Pepe graduated from St. John's University and joined the New York World Telegram and Sun in 1957. He remained there until the newspaper went out of business in 1966, then wrote scripts with Howard Cosell for ABC radio, the Daily News said.

Citing a book by baseball historian Marty Appel, the Daily News said Pepe covered most of Ali's championship fights, was the beat writer for the New York Knicks during their championship years in the early 1970s, covered the first Super Bowl and three Olympics.

But his true love was baseball.

"I don't think that a lot of people know that for five, six years he was coaching American Legion baseball. He had great joy in that," David Pepe said, adding his father would occasionally stop by Little League fields in recent years just to watch kids play.

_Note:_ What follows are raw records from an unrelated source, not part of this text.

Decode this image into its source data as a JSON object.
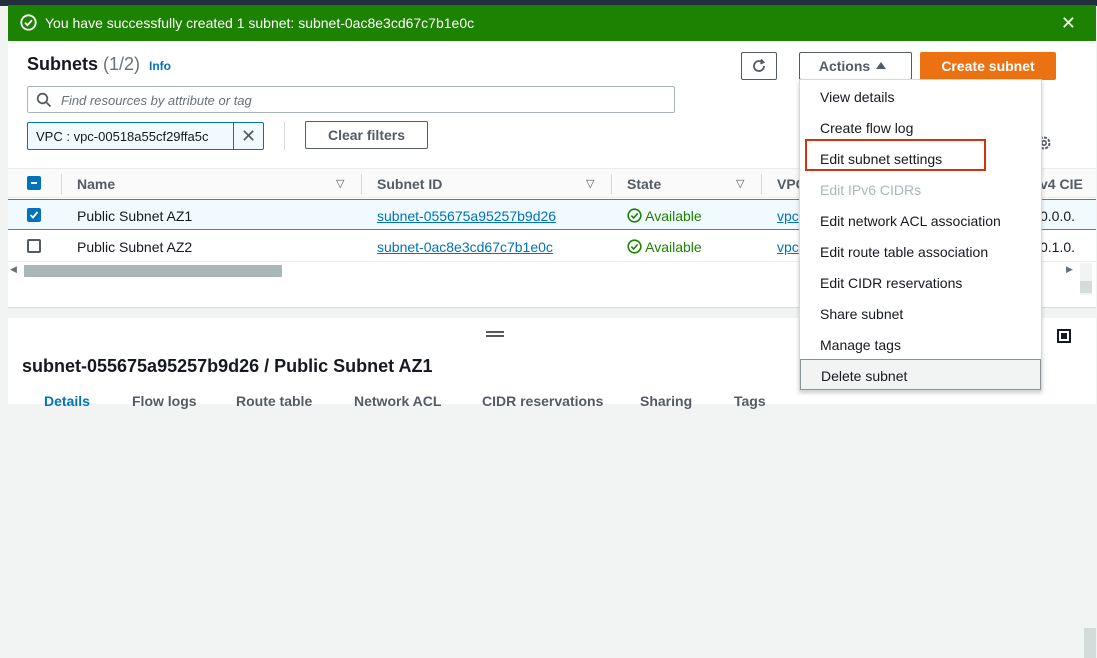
{
  "flash": {
    "message": "You have successfully created 1 subnet: subnet-0ac8e3cd67c7b1e0c",
    "close": "✕"
  },
  "header": {
    "title": "Subnets",
    "count": "(1/2)",
    "info": "Info",
    "actions_label": "Actions",
    "create_label": "Create subnet"
  },
  "search": {
    "placeholder": "Find resources by attribute or tag"
  },
  "filter": {
    "token": "VPC : vpc-00518a55cf29ffa5c",
    "clear_label": "Clear filters"
  },
  "table": {
    "columns": [
      "Name",
      "Subnet ID",
      "State",
      "VPC",
      "v4 CIE"
    ],
    "rows": [
      {
        "name": "Public Subnet AZ1",
        "subnet_id": "subnet-055675a95257b9d26",
        "state": "Available",
        "vpc": "vpc",
        "cidr": "0.0.0.",
        "selected": true
      },
      {
        "name": "Public Subnet AZ2",
        "subnet_id": "subnet-0ac8e3cd67c7b1e0c",
        "state": "Available",
        "vpc": "vpc",
        "cidr": "0.1.0.",
        "selected": false
      }
    ]
  },
  "menu": {
    "items": [
      "View details",
      "Create flow log",
      "Edit subnet settings",
      "Edit IPv6 CIDRs",
      "Edit network ACL association",
      "Edit route table association",
      "Edit CIDR reservations",
      "Share subnet",
      "Manage tags",
      "Delete subnet"
    ]
  },
  "details": {
    "title": "subnet-055675a95257b9d26 / Public Subnet AZ1",
    "tabs": [
      "Details",
      "Flow logs",
      "Route table",
      "Network ACL",
      "CIDR reservations",
      "Sharing",
      "Tags"
    ]
  },
  "colors": {
    "success": "#1d8102",
    "primary": "#ec7211",
    "link": "#0073bb",
    "highlight": "#d13212"
  }
}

Pepe is also survived by sons Jim and John, daughter Jayne and her husband Steve Platts, daughters-in-law Maria and Sherry Pepe, sister Carol, brothers John and Paul, and five grandchildren.

A wake is scheduled for Thursday at Codey & Jones Funeral Home in Caldwell, New Jersey, and the funeral will be Friday at St. Peter's Episcopal Church in Essex Fells, New Jersey.